Es ist Montag, der 1. Juli 2019. Feuerwehrmann Julian Wirth befindet sich gerade auf der Arbeit, als gegen 14.10 Uhr über Funk der Brandmeldealarm eingeht. Während er das Gelände der Maincor in Knetzgau in Richtung seines Autos verlässt, sieht er auf der anderen Seite des Industriegebiets über der Entsorgungs-Firma Koppitz Rauchschwaden in den Himmel aufsteigen. "Da war mir klar, dass das kein normaler Brand ist", erinnert sich der heute 27-Jährige.

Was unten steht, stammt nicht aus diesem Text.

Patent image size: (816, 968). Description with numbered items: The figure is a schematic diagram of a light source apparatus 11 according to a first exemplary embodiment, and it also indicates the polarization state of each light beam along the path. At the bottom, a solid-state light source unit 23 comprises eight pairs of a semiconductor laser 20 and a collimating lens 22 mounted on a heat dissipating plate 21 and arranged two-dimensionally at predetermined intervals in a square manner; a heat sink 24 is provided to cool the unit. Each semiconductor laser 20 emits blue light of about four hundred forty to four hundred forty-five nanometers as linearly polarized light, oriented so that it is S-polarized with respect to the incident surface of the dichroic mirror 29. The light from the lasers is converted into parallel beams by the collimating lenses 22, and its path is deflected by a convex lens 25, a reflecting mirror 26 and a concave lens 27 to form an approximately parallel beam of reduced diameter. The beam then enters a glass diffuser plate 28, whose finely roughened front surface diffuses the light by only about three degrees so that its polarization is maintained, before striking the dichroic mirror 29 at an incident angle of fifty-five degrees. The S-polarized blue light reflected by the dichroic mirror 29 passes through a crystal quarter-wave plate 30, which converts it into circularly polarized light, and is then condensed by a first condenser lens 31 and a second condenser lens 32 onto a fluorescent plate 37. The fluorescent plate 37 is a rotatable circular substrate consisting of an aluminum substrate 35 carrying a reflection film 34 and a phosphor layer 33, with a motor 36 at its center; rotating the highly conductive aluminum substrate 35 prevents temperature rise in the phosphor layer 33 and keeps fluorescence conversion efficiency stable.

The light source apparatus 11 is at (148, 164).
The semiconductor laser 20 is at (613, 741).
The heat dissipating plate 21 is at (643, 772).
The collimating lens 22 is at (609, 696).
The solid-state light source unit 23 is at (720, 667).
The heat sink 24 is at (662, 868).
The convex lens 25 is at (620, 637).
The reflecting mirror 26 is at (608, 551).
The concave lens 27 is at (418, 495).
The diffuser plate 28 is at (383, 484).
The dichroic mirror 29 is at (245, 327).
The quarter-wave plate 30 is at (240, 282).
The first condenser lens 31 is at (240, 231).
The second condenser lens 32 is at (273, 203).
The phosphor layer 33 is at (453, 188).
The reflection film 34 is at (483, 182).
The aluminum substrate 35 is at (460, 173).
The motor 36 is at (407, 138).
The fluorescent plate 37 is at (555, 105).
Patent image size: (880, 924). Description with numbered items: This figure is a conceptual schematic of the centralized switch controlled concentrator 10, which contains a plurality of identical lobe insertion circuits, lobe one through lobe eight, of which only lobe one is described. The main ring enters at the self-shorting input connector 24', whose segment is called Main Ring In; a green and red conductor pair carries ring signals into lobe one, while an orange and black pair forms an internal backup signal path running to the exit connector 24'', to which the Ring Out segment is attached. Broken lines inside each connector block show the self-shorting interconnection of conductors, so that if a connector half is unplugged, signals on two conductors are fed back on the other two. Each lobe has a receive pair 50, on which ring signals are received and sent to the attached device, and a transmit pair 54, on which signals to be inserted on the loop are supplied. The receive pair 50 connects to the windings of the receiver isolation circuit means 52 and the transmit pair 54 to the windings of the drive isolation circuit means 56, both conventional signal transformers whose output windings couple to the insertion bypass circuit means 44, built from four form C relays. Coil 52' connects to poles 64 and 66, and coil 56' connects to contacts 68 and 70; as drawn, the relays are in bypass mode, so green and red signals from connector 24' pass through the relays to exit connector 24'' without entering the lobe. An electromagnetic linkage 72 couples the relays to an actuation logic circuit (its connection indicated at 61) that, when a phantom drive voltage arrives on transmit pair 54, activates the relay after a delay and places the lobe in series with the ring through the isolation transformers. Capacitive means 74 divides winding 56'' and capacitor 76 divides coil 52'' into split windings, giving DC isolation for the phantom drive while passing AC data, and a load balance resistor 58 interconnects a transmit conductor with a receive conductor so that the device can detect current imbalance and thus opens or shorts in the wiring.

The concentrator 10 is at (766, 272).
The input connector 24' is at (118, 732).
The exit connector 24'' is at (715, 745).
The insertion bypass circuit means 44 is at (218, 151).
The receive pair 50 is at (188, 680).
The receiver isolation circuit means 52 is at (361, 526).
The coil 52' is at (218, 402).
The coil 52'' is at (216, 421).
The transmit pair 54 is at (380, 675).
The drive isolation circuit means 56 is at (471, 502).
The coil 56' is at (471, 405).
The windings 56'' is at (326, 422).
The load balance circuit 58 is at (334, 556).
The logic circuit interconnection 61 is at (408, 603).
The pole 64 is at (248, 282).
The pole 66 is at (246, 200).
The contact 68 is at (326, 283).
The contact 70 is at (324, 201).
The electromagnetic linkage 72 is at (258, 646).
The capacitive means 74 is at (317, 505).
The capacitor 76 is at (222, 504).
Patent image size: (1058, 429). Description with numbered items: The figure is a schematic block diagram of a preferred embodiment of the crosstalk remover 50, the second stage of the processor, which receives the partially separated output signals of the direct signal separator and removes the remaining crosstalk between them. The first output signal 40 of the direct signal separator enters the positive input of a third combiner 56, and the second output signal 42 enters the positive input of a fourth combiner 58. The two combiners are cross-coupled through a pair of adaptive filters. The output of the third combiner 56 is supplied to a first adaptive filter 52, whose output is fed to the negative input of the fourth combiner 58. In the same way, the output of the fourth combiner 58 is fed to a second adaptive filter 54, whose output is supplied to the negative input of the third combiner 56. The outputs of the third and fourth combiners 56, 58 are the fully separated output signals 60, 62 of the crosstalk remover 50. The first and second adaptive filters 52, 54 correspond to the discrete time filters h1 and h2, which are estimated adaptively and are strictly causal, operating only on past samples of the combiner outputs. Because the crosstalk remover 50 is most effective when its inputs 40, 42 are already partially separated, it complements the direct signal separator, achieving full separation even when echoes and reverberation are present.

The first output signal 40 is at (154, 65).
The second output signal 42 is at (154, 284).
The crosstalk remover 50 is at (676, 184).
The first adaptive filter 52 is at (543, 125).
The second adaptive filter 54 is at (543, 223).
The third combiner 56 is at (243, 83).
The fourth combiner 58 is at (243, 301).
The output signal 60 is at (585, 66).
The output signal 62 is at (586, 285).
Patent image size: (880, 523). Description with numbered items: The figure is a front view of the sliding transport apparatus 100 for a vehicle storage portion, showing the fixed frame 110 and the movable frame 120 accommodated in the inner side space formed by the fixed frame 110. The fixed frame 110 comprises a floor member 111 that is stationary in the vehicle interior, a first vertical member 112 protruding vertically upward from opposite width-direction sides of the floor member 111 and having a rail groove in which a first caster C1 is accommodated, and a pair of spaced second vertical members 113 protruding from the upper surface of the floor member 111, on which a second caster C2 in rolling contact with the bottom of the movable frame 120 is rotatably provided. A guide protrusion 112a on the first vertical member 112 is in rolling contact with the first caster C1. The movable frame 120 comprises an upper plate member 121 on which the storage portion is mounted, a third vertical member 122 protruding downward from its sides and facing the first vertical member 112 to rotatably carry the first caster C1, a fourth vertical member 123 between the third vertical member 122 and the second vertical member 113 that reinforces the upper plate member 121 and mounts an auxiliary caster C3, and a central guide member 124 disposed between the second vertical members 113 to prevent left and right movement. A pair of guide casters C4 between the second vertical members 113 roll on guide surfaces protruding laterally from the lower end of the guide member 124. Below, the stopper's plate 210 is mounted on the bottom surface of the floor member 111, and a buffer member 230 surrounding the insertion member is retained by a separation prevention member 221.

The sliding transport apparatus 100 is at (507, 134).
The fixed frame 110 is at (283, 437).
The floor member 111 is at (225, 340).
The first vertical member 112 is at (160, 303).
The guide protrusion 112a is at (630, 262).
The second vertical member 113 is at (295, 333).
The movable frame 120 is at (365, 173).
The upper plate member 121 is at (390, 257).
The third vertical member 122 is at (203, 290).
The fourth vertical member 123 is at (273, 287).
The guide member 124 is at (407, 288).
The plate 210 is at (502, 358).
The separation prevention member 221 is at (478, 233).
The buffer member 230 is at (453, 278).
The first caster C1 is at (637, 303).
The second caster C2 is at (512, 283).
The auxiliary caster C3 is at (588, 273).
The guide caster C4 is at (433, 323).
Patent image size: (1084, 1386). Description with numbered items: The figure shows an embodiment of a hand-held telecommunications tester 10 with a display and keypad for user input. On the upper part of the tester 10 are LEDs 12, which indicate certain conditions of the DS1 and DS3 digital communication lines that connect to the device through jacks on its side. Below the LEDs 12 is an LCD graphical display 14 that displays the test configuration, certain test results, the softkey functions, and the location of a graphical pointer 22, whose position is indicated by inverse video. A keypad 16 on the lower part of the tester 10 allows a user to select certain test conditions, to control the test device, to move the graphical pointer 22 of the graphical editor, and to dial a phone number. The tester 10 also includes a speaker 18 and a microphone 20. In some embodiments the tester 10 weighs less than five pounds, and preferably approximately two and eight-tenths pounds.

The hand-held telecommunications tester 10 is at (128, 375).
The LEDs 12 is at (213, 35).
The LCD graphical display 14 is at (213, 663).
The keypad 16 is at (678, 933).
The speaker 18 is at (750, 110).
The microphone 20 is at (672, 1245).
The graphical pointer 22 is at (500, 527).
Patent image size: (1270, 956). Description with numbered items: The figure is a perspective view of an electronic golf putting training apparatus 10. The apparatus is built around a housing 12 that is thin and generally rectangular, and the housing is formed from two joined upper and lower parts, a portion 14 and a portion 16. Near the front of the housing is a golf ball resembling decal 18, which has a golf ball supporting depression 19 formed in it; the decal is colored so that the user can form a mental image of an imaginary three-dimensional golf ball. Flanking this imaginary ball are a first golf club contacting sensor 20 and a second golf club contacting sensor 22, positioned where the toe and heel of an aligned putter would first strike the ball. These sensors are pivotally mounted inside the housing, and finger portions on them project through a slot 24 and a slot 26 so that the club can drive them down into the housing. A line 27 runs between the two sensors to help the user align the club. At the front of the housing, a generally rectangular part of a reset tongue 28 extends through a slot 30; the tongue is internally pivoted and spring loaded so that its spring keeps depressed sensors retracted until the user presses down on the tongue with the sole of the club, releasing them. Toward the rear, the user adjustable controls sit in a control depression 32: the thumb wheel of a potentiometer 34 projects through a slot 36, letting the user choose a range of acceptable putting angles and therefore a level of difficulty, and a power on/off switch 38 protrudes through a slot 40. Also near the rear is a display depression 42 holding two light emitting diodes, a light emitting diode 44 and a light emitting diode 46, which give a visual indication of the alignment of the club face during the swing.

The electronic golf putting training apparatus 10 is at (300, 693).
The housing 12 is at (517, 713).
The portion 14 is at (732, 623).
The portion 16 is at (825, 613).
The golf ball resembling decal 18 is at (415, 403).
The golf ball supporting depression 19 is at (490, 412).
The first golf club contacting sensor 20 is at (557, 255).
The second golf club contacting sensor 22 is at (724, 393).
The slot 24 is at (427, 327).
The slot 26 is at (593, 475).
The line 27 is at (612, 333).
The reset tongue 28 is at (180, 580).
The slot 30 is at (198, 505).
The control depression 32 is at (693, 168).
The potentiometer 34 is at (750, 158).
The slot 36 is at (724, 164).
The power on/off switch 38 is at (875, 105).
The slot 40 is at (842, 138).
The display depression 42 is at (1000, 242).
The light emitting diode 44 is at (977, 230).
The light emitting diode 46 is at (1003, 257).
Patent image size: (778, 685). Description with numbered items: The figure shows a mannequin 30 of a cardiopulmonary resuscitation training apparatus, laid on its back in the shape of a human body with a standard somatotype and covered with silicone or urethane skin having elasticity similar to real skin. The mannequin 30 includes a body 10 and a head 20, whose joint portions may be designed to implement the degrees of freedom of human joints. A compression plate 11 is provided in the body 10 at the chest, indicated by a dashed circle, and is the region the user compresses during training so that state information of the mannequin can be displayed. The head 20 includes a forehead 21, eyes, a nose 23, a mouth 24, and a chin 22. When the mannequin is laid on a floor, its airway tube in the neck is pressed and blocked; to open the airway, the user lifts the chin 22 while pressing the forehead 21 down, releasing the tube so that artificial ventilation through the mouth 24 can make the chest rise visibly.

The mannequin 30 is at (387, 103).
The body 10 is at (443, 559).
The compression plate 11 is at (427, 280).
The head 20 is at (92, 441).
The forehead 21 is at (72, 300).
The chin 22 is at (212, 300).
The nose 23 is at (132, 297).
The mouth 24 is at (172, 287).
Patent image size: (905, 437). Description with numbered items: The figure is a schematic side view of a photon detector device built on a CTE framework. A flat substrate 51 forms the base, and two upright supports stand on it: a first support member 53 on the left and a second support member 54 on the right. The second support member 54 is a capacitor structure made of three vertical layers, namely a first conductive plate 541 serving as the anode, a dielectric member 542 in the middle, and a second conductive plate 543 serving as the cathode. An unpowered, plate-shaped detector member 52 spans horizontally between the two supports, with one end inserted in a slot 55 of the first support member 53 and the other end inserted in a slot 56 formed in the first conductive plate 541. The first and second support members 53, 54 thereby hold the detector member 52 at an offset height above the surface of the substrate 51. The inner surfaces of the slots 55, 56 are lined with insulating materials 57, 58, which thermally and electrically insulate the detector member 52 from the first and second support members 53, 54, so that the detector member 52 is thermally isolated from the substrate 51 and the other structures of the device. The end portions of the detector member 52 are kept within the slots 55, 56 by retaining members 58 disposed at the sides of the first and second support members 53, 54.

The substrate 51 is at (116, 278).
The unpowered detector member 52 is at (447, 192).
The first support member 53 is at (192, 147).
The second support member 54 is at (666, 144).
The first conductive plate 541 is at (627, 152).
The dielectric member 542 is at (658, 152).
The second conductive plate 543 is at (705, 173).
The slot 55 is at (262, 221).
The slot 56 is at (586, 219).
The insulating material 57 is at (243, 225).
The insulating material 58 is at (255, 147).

Auf dem Weg zum Feuerwehrhaus und zum Einsatzort gehen der Fachkraft für Lagerlogistik alle möglichen Gedanken durch den Kopf. Wie schlimm ist der Brand? Haben wir genug Leute? Wie lange wird das Wasser reichen? Welche Herangehensweise ist die beste? Doch für lange Überlegungen bleibt keine Zeit. Bei der Firma Koppitz angekommen, weiß Wirth bereits, dass sich zwei Mitarbeiter des Unternehmens in der brennenden Halle befinden, die versuchen, das Feuer zu löschen.
18 Liter Sauerstoff
Als Atemschutzspezialist dringt Wirth mit 18 Litern Sauerstoff auf dem Rücken so schnell wie möglich in das Innere vor. "In diesem Moment habe ich ausgeblendet, dass die Halle jederzeit einstürzen könnte", so Wirth. "Das Feuer breitete sich von hinten rechts aus, so dass ich den Weg von vorne links nahm. Da ich die Halle kenne, vertraute ich auf meine Erfahrung." Der erste Mitarbeiter befindet sich auf einer Erhöhung und will sich zunächst nicht helfen lassen. Erst nach intensivem Einwirken Wirths lenkt er ein. Wirth bringt ihn nach draußen.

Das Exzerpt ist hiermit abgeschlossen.